Yani Holokost’tan kurtulanlar ölene kadar mağdur insanların rahat ettirilme bahaneleri öne sürülerek mağdurlar adına güya tazminat istediğini iddia ederken parayı cebe atan Siyonistler alenen tazminat maskesiyle dünyaya haraç kesmeye kararlı görünüyorlar. Bu haraç sistemine kendini köle yapmaya en meyilli ülke de Almanya.

Yani açıkça kendini tefeci, haraç kesici Siyonistlerin vesayetine, tahakkümüne sokan bir Almanya ile karşı karşıyayız.

Elbette ki Almanya’nın Siyonistlerin vesayetine, tahakkümüne girişi yalnızca bunlarla sınırlı değil.

Geçen gün Türkiye’ye gelerek Ankara’da bir araya geldiği Cumhurbaşkanı Recep Tayyip Erdoğan’la birlikte yaptığı ortak basın toplantısında Almanya Şansölyesi Friedrich Merz’in adeta Siyonizm’in Berlin Sefiri gibi konuşması, İsrail’in tezlerini savunması da bilenlerin malumudur.

Yine önceki günlerde Alman polisinin Filistin destekçilerini yaka paça gözaltına alması ve ondan öncesinde de başkent Berlin’deki tarihi Brandenburg Kapısı’nda geceleyin Siyonist rejimin bayrağının mavi-beyaz renklerinin yansıtılması da bilenlerin malumudur.

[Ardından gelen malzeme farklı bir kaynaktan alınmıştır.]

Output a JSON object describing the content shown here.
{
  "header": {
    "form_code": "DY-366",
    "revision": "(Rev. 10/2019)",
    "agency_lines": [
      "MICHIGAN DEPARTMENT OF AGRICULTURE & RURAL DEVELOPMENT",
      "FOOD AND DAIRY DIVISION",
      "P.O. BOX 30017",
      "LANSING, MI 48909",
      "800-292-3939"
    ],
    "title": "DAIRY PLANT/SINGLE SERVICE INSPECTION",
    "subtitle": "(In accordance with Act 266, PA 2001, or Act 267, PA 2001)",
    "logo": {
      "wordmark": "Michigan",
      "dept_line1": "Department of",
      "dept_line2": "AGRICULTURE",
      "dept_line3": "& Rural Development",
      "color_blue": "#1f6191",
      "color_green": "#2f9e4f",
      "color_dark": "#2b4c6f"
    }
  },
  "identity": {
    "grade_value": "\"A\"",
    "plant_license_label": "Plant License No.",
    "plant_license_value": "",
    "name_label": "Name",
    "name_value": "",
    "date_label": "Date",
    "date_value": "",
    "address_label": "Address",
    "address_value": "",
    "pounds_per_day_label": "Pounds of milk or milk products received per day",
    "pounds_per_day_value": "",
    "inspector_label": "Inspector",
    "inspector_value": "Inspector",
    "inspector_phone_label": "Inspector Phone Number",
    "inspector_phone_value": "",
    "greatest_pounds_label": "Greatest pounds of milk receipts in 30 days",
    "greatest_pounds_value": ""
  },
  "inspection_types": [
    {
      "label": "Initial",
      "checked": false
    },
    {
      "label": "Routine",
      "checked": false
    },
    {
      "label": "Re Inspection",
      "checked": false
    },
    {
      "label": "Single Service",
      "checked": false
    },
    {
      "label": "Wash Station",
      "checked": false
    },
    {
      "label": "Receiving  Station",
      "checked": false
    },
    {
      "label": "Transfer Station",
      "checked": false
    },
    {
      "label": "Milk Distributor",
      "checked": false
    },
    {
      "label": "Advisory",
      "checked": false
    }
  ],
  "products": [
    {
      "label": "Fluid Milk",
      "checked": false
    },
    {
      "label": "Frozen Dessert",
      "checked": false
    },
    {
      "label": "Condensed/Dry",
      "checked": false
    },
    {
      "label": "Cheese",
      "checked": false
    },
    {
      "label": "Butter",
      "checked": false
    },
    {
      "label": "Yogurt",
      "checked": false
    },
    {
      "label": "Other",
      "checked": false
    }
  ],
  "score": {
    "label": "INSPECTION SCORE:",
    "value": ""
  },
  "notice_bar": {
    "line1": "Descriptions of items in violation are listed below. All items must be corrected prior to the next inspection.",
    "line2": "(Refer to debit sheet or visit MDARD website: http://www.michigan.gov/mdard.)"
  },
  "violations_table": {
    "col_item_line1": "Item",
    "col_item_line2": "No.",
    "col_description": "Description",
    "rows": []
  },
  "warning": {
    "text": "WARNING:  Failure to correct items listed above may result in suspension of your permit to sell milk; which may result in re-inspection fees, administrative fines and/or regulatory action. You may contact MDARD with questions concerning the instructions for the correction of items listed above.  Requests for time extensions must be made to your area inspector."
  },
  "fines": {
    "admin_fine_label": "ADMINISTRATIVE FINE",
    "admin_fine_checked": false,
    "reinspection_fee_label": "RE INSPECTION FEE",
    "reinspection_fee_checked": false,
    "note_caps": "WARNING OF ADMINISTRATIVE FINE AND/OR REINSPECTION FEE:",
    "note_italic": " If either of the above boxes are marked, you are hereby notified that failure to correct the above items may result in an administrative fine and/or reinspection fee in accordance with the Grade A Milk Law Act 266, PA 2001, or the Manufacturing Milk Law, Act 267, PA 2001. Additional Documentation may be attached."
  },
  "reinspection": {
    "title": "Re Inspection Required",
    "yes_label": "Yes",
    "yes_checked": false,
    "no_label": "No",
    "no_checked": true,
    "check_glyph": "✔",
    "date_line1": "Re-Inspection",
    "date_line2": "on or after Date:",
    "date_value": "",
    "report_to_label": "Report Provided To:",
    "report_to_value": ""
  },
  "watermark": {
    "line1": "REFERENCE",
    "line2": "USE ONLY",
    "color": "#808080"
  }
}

Yani kısacası dün cihanın yüreğini ağzına getiren Adolf Hitler’in tiranlığındaki Nazi rejiminin vesayeti ve tahakkümü altında ezilen Almanya, sırf insanlığa karşı işlediği suçlardan dolayı insanlık tarihinin lanetlediği Hitler gibi bir tiranla yönetilmenin, onun mirasını taşımanın ezikliğini yaşamaktan kurtulmak için bunun diyetini ödeme bahanesiyle kendini bu denli Yahudi ve Siyonist vesayete köle etmiş bulunuyor.

Doğrusunu söylemek lazım gelirse Almanya’nın egemenliğine dün Auschwitz, Dachau kasabı Naziler ipotek koyarken bugün ise Filistin, Gazze kasabı Siyonistler ipotek koymuş vaziyettedir.